Il suo tour penitenziario iniziato il 10 settembre 2012 è finito lo scorso 4 febbraio, dopo quasi quindici anni. Sull'inchiesta che infanga gli agenti del Beccaria dice: «La guardia adulta che ha un po' di esperienza accetta meno la provocazione, se invece è troppo giovane è un attimo che si accende. A volte gli agenti fanno i fighi, i gradassi ai nostri occhi. Quante ne ho combinate, io... Fattelo dire da quelli di Opera (ride), dal comandante Amerigo Fusco...». La sua ricetta? «I ragazzi non devi farli incattivire, devi coccolarli, dargli una giusta via, non obbligarli a fare ciò che non vogliono. La psicologia del tuo cervello a volte ti rende triste, infelice. Ti dicono solo bugie». C'è chi resta per strada, lui è cambiato anche grazie a un libro, Il maestro dentro di Mario Tagliani. «Il disegno con le matite, la copertina in ceramica gliel'ho fatta io. L'ho conosciuto a Torino, uno dei penitenziari minorili dove sono stato meglio. Là ti aiutano di più, in confronto il Beccaria è Auschwitz. Lì mi sono sentito abbandonato: gli educatori fanno quello che vogliono, mancano psicologi e assistenti sociali, i direttori sono assenti, i comandanti non sono comandanti».

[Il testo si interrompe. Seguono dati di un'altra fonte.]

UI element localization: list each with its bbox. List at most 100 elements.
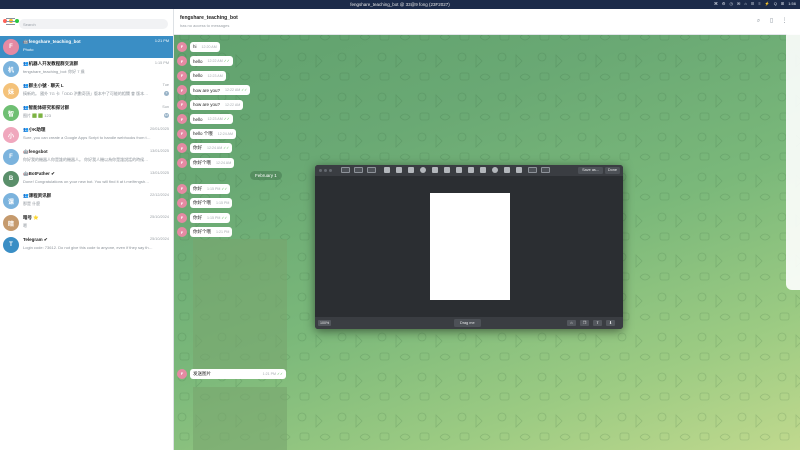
message-bubble[interactable]: 你好 12:24 AM ✓✓: [190, 143, 233, 153]
chat-list-item[interactable]: 机 👥机器人开发教程群交流群 fengshare_teaching_bot: 你好 …: [0, 58, 173, 80]
message-time-value: 12:24 AM: [216, 160, 232, 165]
avatar[interactable]: F: [177, 70, 187, 81]
avatar[interactable]: F: [177, 56, 187, 66]
step-number-icon[interactable]: [492, 167, 498, 173]
blur-icon[interactable]: [516, 167, 522, 173]
message-bubble[interactable]: 你好个哦 12:24 AM: [190, 157, 235, 168]
avatar[interactable]: F: [177, 114, 187, 124]
chat-title[interactable]: fengshare_teaching_bot: [180, 15, 238, 21]
color-picker-icon[interactable]: [528, 167, 537, 173]
editor-minimize-dot[interactable]: [324, 169, 327, 172]
copy-icon[interactable]: ❐: [580, 320, 589, 326]
chat-list-item[interactable]: B 🤖BotFather ✔ Done! Congratulations on yo…: [0, 168, 173, 190]
message-bubble[interactable]: hello 12:23 AM ✓✓: [190, 114, 233, 124]
select-arrow-icon[interactable]: [384, 167, 390, 173]
tray-icon[interactable]: ⌂: [744, 1, 746, 6]
avatar[interactable]: F: [177, 143, 187, 153]
message-time-value: 12:22 AM: [225, 102, 241, 107]
message-row: F 发送图片 1:21 PM ✓✓: [177, 368, 286, 379]
tray-icon[interactable]: ◷: [730, 1, 734, 6]
done-button[interactable]: Done: [604, 167, 620, 174]
tray-icon[interactable]: ✉: [737, 1, 740, 6]
chat-name: Telegram ✔: [23, 237, 48, 242]
message-bubble[interactable]: 你好个哦 1:21 PM: [190, 227, 233, 237]
tray-icon[interactable]: ≡: [758, 1, 760, 6]
chat-time: Tue: [162, 83, 169, 87]
text-icon[interactable]: [456, 167, 462, 173]
chat-list-item[interactable]: 小 👥小K助理 Sure, you can create a Google Apps…: [0, 124, 173, 146]
message-time-value: 1:15 PM: [207, 215, 221, 220]
more-options-icon[interactable]: ⋮: [781, 18, 788, 25]
pen-icon[interactable]: [504, 167, 510, 173]
chat-list-item[interactable]: T Telegram ✔ Login code: 73612. Do not giv…: [0, 234, 173, 256]
message-bubble[interactable]: 你好 1:15 PM ✓✓: [190, 212, 231, 223]
message-bubble[interactable]: 发送图片 1:21 PM ✓✓: [190, 368, 286, 379]
chat-name: 👥小K助理: [23, 127, 46, 132]
message-bubble[interactable]: 你好 1:15 PM ✓✓: [190, 183, 231, 194]
message-bubble[interactable]: how are you? 12:22 AM: [190, 99, 244, 110]
chat-list-item[interactable]: 智 👥智能体研究和探讨群 图片 🟩 🟩 123 Sun 12: [0, 102, 173, 124]
avatar[interactable]: F: [177, 85, 187, 95]
chat-list-item[interactable]: 课 👥课程资讯群 那是 什麼 22/12/2024: [0, 190, 173, 212]
tray-icon[interactable]: 1:56: [788, 1, 796, 6]
tray-icon[interactable]: ⚡: [765, 1, 770, 6]
avatar[interactable]: F: [177, 183, 187, 194]
message-bubble[interactable]: hello 个哦 12:24 AM: [190, 128, 236, 139]
message-bubble[interactable]: hi 12:20 AM: [190, 41, 220, 52]
highlight-icon[interactable]: [468, 167, 474, 173]
zoom-level[interactable]: 100%: [318, 320, 332, 326]
avatar[interactable]: F: [177, 128, 187, 139]
chat-list-item[interactable]: 暗暗号 ⭐ 嗯 25/10/2024: [0, 212, 173, 234]
tray-icon[interactable]: Q: [774, 1, 777, 6]
hamburger-menu-icon[interactable]: [6, 18, 15, 25]
avatar[interactable]: F: [177, 157, 187, 168]
avatar[interactable]: F: [177, 198, 187, 208]
drag-me-handle[interactable]: Drag me: [454, 319, 481, 327]
avatar[interactable]: F: [177, 227, 187, 237]
photo-message-2[interactable]: [193, 387, 287, 450]
editor-canvas[interactable]: [430, 193, 510, 300]
chat-list-item[interactable]: 妹 👥群主小號 · 聊天 L 搞新的。 國外 TG 卡「ODD 洪數奇頂」版本中了可…: [0, 80, 173, 102]
search-input[interactable]: [19, 19, 168, 29]
rectangle-icon[interactable]: [408, 167, 414, 173]
save-icon[interactable]: ⬇: [606, 320, 615, 326]
save-as-button[interactable]: Save as...: [578, 167, 603, 174]
arrow-icon[interactable]: [444, 167, 450, 173]
share-icon[interactable]: ⇪: [593, 320, 602, 326]
avatar[interactable]: F: [177, 41, 187, 52]
message-bubble[interactable]: hello 12:23 AM: [190, 70, 226, 81]
avatar[interactable]: F: [177, 99, 187, 110]
read-check-icon: ✓✓: [221, 186, 228, 191]
message-bubble[interactable]: how are you? 12:22 AM ✓✓: [190, 85, 251, 95]
message-time: 1:21 PM ✓✓: [263, 372, 283, 376]
stroke-size-icon[interactable]: [541, 167, 550, 173]
tray-icon[interactable]: ☰: [751, 1, 755, 6]
message-bubble[interactable]: hello 12:22 AM ✓✓: [190, 56, 233, 66]
tray-icon[interactable]: ⌘: [714, 1, 718, 6]
message-time-value: 12:24 AM: [217, 131, 233, 136]
mosaic-icon[interactable]: [480, 167, 486, 173]
chat-list-item[interactable]: F 🤖fengsbot 你好我的機器人你是誰的機器人。 你好我人機以為你是誰說話的時…: [0, 146, 173, 168]
line-icon[interactable]: [432, 167, 438, 173]
pin-icon[interactable]: ⌂: [567, 320, 576, 326]
avatar[interactable]: F: [177, 368, 187, 379]
editor-close-dot[interactable]: [319, 169, 322, 172]
sidebar-toggle-icon[interactable]: ▯: [768, 18, 775, 25]
capture-tool-icon[interactable]: [354, 167, 363, 173]
crop-tool-icon[interactable]: [341, 167, 350, 173]
editor-zoom-dot[interactable]: [329, 169, 332, 172]
message-row: F 你好 12:24 AM ✓✓: [177, 143, 233, 154]
window-tool-icon[interactable]: [367, 167, 376, 173]
tray-icon[interactable]: ⊞: [781, 1, 784, 6]
tray-icon[interactable]: ⚙: [722, 1, 726, 6]
avatar[interactable]: F: [177, 212, 187, 223]
screenshot-editor-window: Save as... Done 100% Drag me ⌂ ❐ ⇪ ⬇: [315, 165, 623, 329]
ellipse-icon[interactable]: [420, 167, 426, 173]
chat-list-item[interactable]: F 🤖fengshare_teaching_bot Photo 1:21 PM: [0, 36, 173, 58]
photo-message[interactable]: [193, 239, 287, 372]
message-row: Fhello 个哦 12:24 AM: [177, 128, 236, 139]
message-bubble[interactable]: 你好个哦 1:15 PM: [190, 198, 233, 208]
chat-avatar: 智: [3, 105, 19, 121]
text-box-icon[interactable]: [396, 167, 402, 173]
search-icon[interactable]: ⌕: [755, 18, 762, 25]
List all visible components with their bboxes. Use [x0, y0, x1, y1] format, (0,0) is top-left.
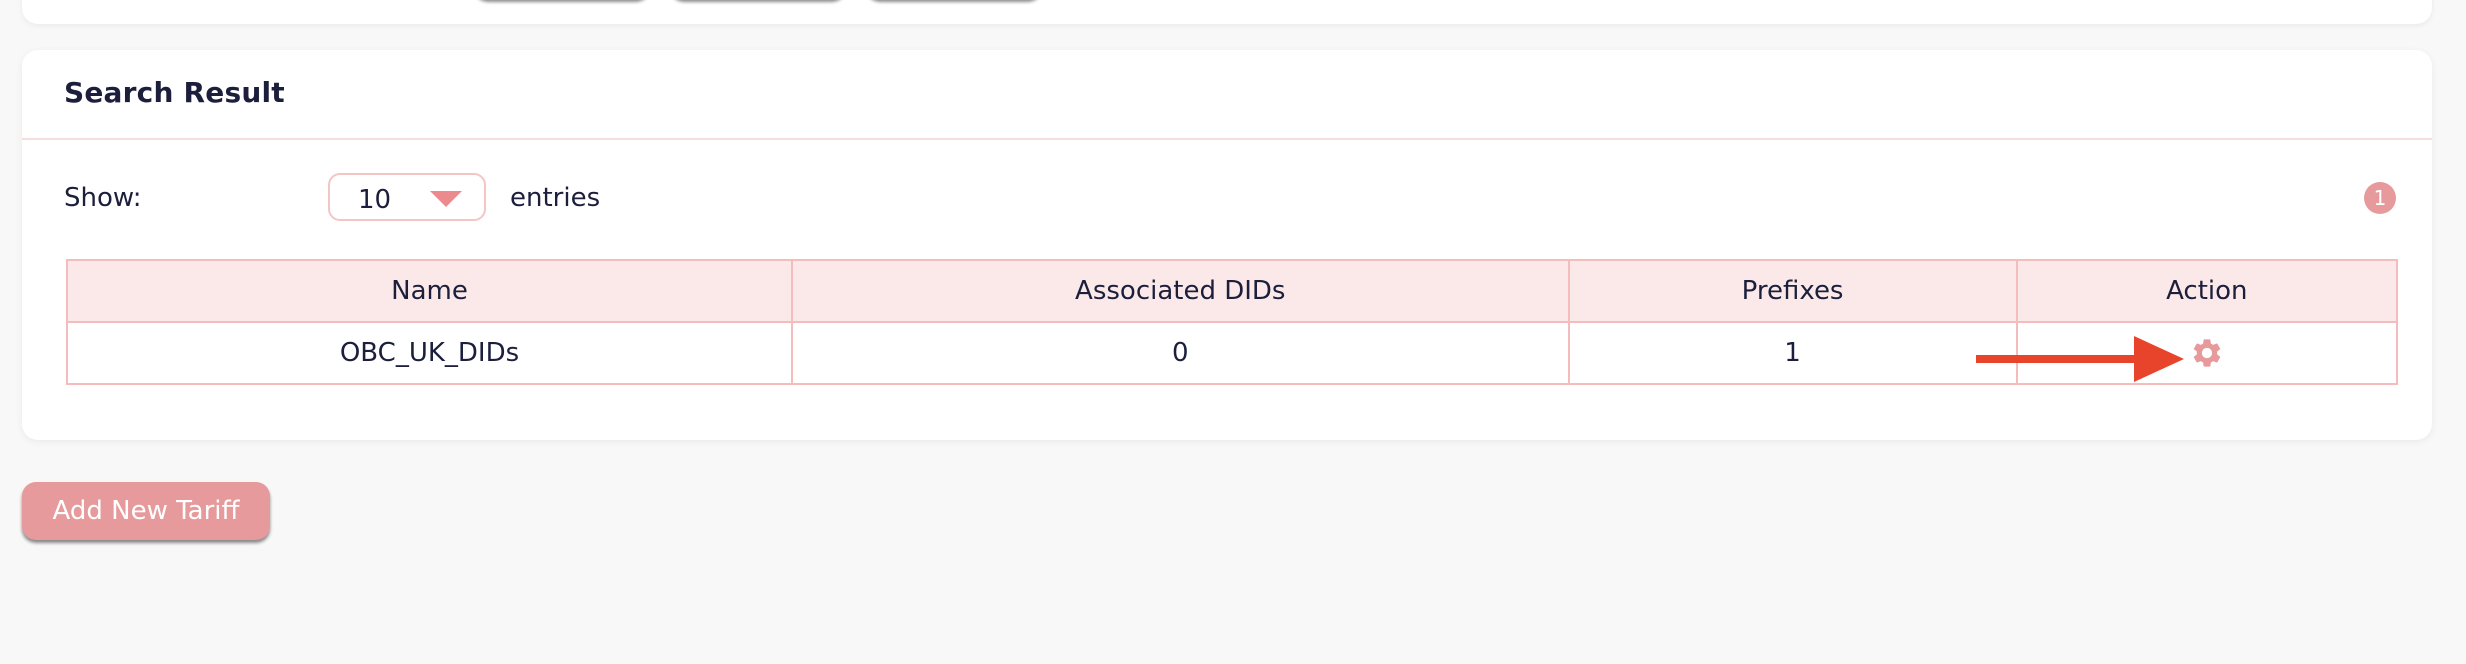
cell-action	[2015, 321, 2399, 385]
table-row: OBC_UK_DIDs 0 1	[66, 321, 2399, 385]
page-size-select[interactable]: 10	[328, 173, 486, 221]
column-header-name[interactable]: Name	[66, 259, 793, 323]
caret-down-icon	[430, 191, 462, 207]
search-result-card: Search Result Show: 10 entries 1 Name As…	[22, 50, 2432, 440]
entries-label: entries	[510, 183, 601, 213]
show-label: Show:	[64, 183, 142, 213]
column-header-action: Action	[2015, 259, 2399, 323]
gear-icon[interactable]	[2190, 336, 2224, 370]
table-header-row: Name Associated DIDs Prefixes Action	[66, 259, 2399, 323]
cell-name: OBC_UK_DIDs	[66, 321, 793, 385]
card-title: Search Result	[64, 76, 285, 109]
cell-prefixes: 1	[1567, 321, 2018, 385]
page-size-value: 10	[358, 185, 392, 215]
column-header-prefixes[interactable]: Prefixes	[1567, 259, 2018, 323]
cell-associated-dids: 0	[791, 321, 1570, 385]
column-header-associated-dids[interactable]: Associated DIDs	[791, 259, 1570, 323]
card-header: Search Result	[22, 50, 2432, 140]
add-new-tariff-button[interactable]: Add New Tariff	[22, 482, 270, 540]
results-table: Name Associated DIDs Prefixes Action OBC…	[66, 259, 2399, 385]
pagination-page-1[interactable]: 1	[2364, 182, 2396, 214]
filter-card	[22, 0, 2432, 24]
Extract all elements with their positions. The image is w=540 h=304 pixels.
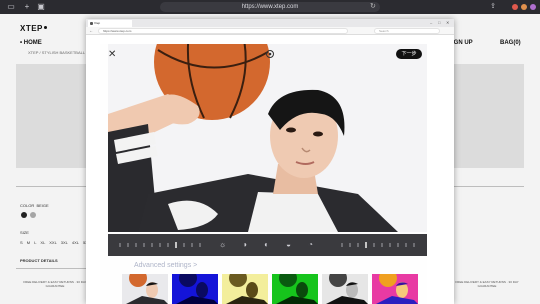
- settings-icon[interactable]: [265, 49, 275, 59]
- filter-thumb-bw[interactable]: [322, 274, 368, 304]
- maximize-icon[interactable]: □: [438, 19, 440, 27]
- inner-tab[interactable]: Xtep: [88, 20, 132, 27]
- share-icon[interactable]: ⇪: [488, 2, 498, 12]
- inner-search-field[interactable]: Search: [374, 28, 440, 34]
- screen: ▭ + ▣ https://www.xtep.com ↻ ⇪ XTEP • HO…: [0, 0, 540, 304]
- adjustment-toolbar: ☼ ◑ ◐ ◒ ◔: [108, 234, 427, 256]
- nav-home[interactable]: • HOME: [20, 40, 42, 46]
- edited-photo: [108, 44, 427, 232]
- new-tab-button[interactable]: +: [22, 2, 32, 12]
- swatch-grey[interactable]: [30, 212, 36, 218]
- address-bar[interactable]: https://www.xtep.com: [160, 2, 380, 12]
- red-dot-icon[interactable]: [512, 4, 518, 10]
- nav-bag[interactable]: BAG(0): [500, 40, 521, 46]
- minimize-icon[interactable]: –: [430, 19, 432, 27]
- half-circle-icon[interactable]: ◐: [262, 240, 271, 249]
- swatch-black[interactable]: [21, 212, 27, 218]
- inner-url-field[interactable]: https://www.xtep.com: [98, 28, 348, 34]
- size-label: SIZE: [20, 230, 29, 235]
- orange-dot-icon[interactable]: [521, 4, 527, 10]
- filter-thumb-blue[interactable]: [172, 274, 218, 304]
- photo-editor-modal: ✕ 下一步 ☼ ◑ ◐ ◒ ◔ Advanced settings >: [100, 44, 427, 304]
- logo-dot-icon: [44, 26, 47, 29]
- contrast-icon[interactable]: ◑: [240, 240, 249, 249]
- close-window-icon[interactable]: ✕: [446, 19, 449, 27]
- favicon-icon: [90, 22, 93, 25]
- sidebar-icon[interactable]: ▭: [6, 2, 16, 12]
- sun-icon[interactable]: ☼: [218, 240, 227, 249]
- color-label-text: COLOR: [20, 203, 35, 208]
- inner-browser-window: Xtep – □ ✕ ← https://www.xtep.com Search: [86, 19, 454, 304]
- product-details-link[interactable]: PRODUCT DETAILS: [20, 258, 58, 263]
- browser-toolbar: ▭ + ▣ https://www.xtep.com ↻ ⇪: [0, 0, 540, 14]
- footer-note-right: FREE DELIVERY & EASY RETURNS · 30 DAY GU…: [455, 280, 519, 288]
- filter-thumb-pop[interactable]: [372, 274, 418, 304]
- divider: [16, 268, 86, 269]
- portrait-illustration: [108, 44, 427, 232]
- reload-icon[interactable]: ↻: [370, 2, 376, 12]
- tone-icon[interactable]: ◔: [306, 240, 315, 249]
- filter-thumb-original[interactable]: [122, 274, 168, 304]
- circle-half-icon[interactable]: ◒: [284, 240, 293, 249]
- left-ruler-slider[interactable]: [118, 242, 206, 248]
- purple-dot-icon[interactable]: [530, 4, 536, 10]
- right-ruler-slider[interactable]: [340, 242, 422, 248]
- product-image-left: [16, 64, 86, 168]
- inner-address-row: ← https://www.xtep.com Search: [86, 27, 454, 35]
- filter-thumb-yellow[interactable]: [222, 274, 268, 304]
- size-options[interactable]: S M L XL XXL 3XL 4XL 5XL: [20, 240, 90, 245]
- filter-strip: [122, 274, 422, 304]
- filter-thumb-green[interactable]: [272, 274, 318, 304]
- tool-group: ☼ ◑ ◐ ◒ ◔: [216, 238, 336, 252]
- back-icon[interactable]: ←: [89, 27, 93, 35]
- inner-tab-bar: Xtep – □ ✕: [86, 19, 454, 27]
- color-label: COLOR BEIGE: [20, 203, 49, 208]
- inner-tab-title: Xtep: [94, 21, 101, 25]
- advanced-settings-link[interactable]: Advanced settings >: [134, 262, 197, 269]
- footer-note-left: FREE DELIVERY & EASY RETURNS · 30 DAY GU…: [23, 280, 87, 288]
- close-icon[interactable]: ✕: [108, 50, 116, 60]
- nav-home-label: HOME: [23, 40, 42, 46]
- site-logo[interactable]: XTEP: [20, 24, 43, 33]
- next-button[interactable]: 下一步: [396, 49, 422, 59]
- tab-overview-icon[interactable]: ▣: [36, 2, 46, 12]
- color-value: BEIGE: [36, 203, 49, 208]
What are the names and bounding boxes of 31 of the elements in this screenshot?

Ma la fama di criminale non te la stacchi mai di dosso. «Una volta mi hanno fermato, senza motivo. Mi hanno sequestrato un telefonino nuovo e 700 euro. Non avevo fatto nulla, ti giuro». Chi ha vissuto l'inferno dietro le sbarre ha le idee chiare: «La giustizia è da rifare, da zero. Non è vero che la legge è uguale per tutti. Tu sei quello che si occupa della strage di Erba, vero?».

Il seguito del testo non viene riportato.